The fitted Douglas-fir model was compared graphically to published yield tables calculated using the Douglas-fir simulator (DFSIM) (Curtis et al. 1982). The DFSIM is a whole-stand growth and yield model developed specifically for Douglas-fir in the Pacific Northwest region of North America (Curtis et al. 1981). It is able to simulate natural and planted stands with pre-commercial and commercial thinning, as well as fertilisation. Four stand types were compared (natural, planted, planted and commercially thinned, natural with pre-commercial thinning and fertilisation) at three levels of site index (25.9, 32.0, and 38.1). These correspond to Tables 1, 2, 7, and 11, parts A, B, and C in Curtis et al. (1982). The simulations started at age 30. The starting volumes for the fitted model were taken from the corresponding tables in Curtis et al. (1982). A utilisation limit of 4 cm (1.6 inches) was used in the comparison when more than one utilisation limit was published. The commercial thinning and fertilisation treatments were applied at the same rate and age as in the published tables (Curtis et al. 1982). The thinning removed approximately 30% of the volume and the fertilisation was done with 225 kg/ha of N. The pre-commercial thinning in the fourth scenario was not modelled because the thinning was done too early for the fitted model to have any validity.

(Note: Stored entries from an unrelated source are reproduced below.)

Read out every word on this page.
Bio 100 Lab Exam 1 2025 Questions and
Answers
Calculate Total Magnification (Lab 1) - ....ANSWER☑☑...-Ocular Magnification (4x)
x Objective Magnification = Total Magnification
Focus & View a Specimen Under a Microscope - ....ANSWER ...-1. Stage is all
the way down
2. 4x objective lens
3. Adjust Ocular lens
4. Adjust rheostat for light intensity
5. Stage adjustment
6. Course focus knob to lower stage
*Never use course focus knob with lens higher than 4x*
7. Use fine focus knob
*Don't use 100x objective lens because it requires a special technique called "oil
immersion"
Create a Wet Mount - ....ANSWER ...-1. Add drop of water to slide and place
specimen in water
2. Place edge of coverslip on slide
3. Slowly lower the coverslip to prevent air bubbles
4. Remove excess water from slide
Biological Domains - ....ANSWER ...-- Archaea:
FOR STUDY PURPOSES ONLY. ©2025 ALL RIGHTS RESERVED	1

Figure 5 parts a – d show the results of the comparison. For natural stands (part a), there is good correspondence between the two models for the first 20 to 30 years after which the fitted model estimates higher volumes than those estimated by the DFSIM. The deviations between the two models increase with increasing site index. Curtis et al. (1981) had very little data for total ages greater than 60 years even in untreated natural stands. The plantation yield curves (part b) show similar yield projections over the longer term, but again the DFSIM yields are extrapolations beyond about total age 45 (Curtis et al. 1981). Unlike the natural stand yield curves, the differences between the two models decreases as site index increases. Part c shows that use of the DFSIM and Equations 3/4 lead to dissimilar volume predictions for thinning regimes. Both before and after thinning, volume growth rates are greater using the DFSIM model than for Equations 3/4 at all levels of site index, Figure 5c. As noted previously, a slight bias may be present in Equations 3/4 for thinned stands, but not to the extent that it would explain the differences in yield indicated in part c of Figure 5. The two models may be projecting different populations as there are no data for trees over age 45 in the DFSIM development data set. The fertilisation scenario (part d) shows good agreement between the two models, particularly at higher site indexes. The models developed here do not show as much fertiliser response as the DFSIM at the lower site index level.